The week leading up to the 2010 Turkey Tussle we were looking for stories to include in our special magazine edition. One story that I was excited to report about was that of Austin Lacy, a senior transfer from Bishop Amat who returned to his roots in Pasadena to play for the Bulldogs after undergoing open heart surgery. I had the opportunity to interview Lacy and came away very impressed with this young man’s sheer determination and sincere demeanor. He was a delight to interview, to say the least, the kind of athlete that gave you really great quotes, which is rare when interviewing high school athletes in any sport. I was more impressed with Lacy’s determination to look at life in a positive outlook than his determination to become the player he used to be.
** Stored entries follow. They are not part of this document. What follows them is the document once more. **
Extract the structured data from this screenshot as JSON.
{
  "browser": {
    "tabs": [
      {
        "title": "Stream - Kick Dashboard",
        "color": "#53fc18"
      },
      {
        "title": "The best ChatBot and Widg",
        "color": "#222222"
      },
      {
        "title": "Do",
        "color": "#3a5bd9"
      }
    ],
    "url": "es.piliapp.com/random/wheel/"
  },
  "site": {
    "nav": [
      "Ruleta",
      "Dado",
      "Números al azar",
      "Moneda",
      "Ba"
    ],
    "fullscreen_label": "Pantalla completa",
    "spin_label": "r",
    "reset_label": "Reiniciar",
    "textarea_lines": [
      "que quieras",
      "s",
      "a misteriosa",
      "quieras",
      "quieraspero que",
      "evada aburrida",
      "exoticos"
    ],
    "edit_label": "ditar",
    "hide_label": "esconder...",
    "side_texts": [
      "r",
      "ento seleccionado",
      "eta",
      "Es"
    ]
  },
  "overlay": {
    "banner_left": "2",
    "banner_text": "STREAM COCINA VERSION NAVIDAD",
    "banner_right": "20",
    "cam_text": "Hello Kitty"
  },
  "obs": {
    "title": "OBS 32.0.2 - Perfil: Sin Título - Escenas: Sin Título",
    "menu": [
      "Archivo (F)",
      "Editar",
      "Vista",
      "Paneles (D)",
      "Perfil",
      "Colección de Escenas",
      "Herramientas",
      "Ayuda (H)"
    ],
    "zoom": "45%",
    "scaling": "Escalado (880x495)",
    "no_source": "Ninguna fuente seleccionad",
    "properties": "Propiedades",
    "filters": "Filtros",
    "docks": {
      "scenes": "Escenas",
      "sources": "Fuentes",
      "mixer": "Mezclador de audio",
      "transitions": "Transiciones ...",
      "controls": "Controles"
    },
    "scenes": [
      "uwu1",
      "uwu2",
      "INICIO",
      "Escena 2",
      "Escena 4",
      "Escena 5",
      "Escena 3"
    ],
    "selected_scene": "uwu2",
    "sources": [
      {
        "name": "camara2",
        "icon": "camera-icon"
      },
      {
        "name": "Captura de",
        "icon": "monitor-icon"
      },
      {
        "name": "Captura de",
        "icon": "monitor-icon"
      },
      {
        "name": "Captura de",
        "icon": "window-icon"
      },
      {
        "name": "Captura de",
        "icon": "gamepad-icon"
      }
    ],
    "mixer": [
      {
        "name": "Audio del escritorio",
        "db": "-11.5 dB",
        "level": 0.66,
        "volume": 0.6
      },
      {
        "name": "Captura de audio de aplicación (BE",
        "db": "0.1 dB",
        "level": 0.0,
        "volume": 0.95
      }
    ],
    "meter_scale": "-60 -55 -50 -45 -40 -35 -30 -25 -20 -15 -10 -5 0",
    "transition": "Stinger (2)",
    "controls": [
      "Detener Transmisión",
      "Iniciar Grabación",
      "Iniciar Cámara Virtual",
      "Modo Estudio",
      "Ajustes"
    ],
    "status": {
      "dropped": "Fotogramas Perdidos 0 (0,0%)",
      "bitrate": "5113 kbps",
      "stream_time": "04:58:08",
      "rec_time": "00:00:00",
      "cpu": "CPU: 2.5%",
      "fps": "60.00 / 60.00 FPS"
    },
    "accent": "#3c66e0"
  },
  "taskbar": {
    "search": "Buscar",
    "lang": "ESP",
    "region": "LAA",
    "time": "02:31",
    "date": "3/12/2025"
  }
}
He exhibited signs of the kind of man who would excel at anything he put his mind into. He didn’t want anything to hold him back, and he fought for the chance to prove he could accomplish a goal he set out to do, such as taking on an engineering major at either Arizona State or Georgia Tech. He had a bright wide-eyed smile, was personalbe, friendly, kind, respectful and full of life. It’s sometimes a wonder why someone with so much potential and life could leave this Earth so early in life. I’ll always remember his fun demeanor and I’ll always remember his will to power through anything that life threw at him. May he rest in peace.Miguel Melendez

By Thomas Himes, Staff Writer

A standout football player and senior at Pasadena High School died Friday after a yearlong battle with a rare illness that baffled his doctors.

Austin Lacy fought the illness until the very end, surviving cardiac arrest twice over the past several days.

But at 11:12 a.m. Friday, in a Maryland hospital, his family members told doctors to disconnect the life support system that had kept air flowing to his lungs since Tuesday, said his mother, Karen Rogers.

“We had to make the decision,” Rogers said. “We didn’t want him to suffer anymore.”

The underlying cause of Lacy’s death was a rare form of cancer known as mesothelioma.

The aggressive disease is most common among industrial workers who inhaled asbestos – a mineral used in building material that was outlawed in the late 1970s.

Word of Lacy’s death spread through the student body at Pasadena High School within hours.

Lacy’s teammate, Armon Easley, was one of a number of students who took to social networking sites to express his condolences.

“He was a leader. He was somebody to look up to,” Easley said.

“When I was on the field and down, he would always encourage me to play harder and make up for it on the next play,” said Easley who played linebacker alongside Lacy.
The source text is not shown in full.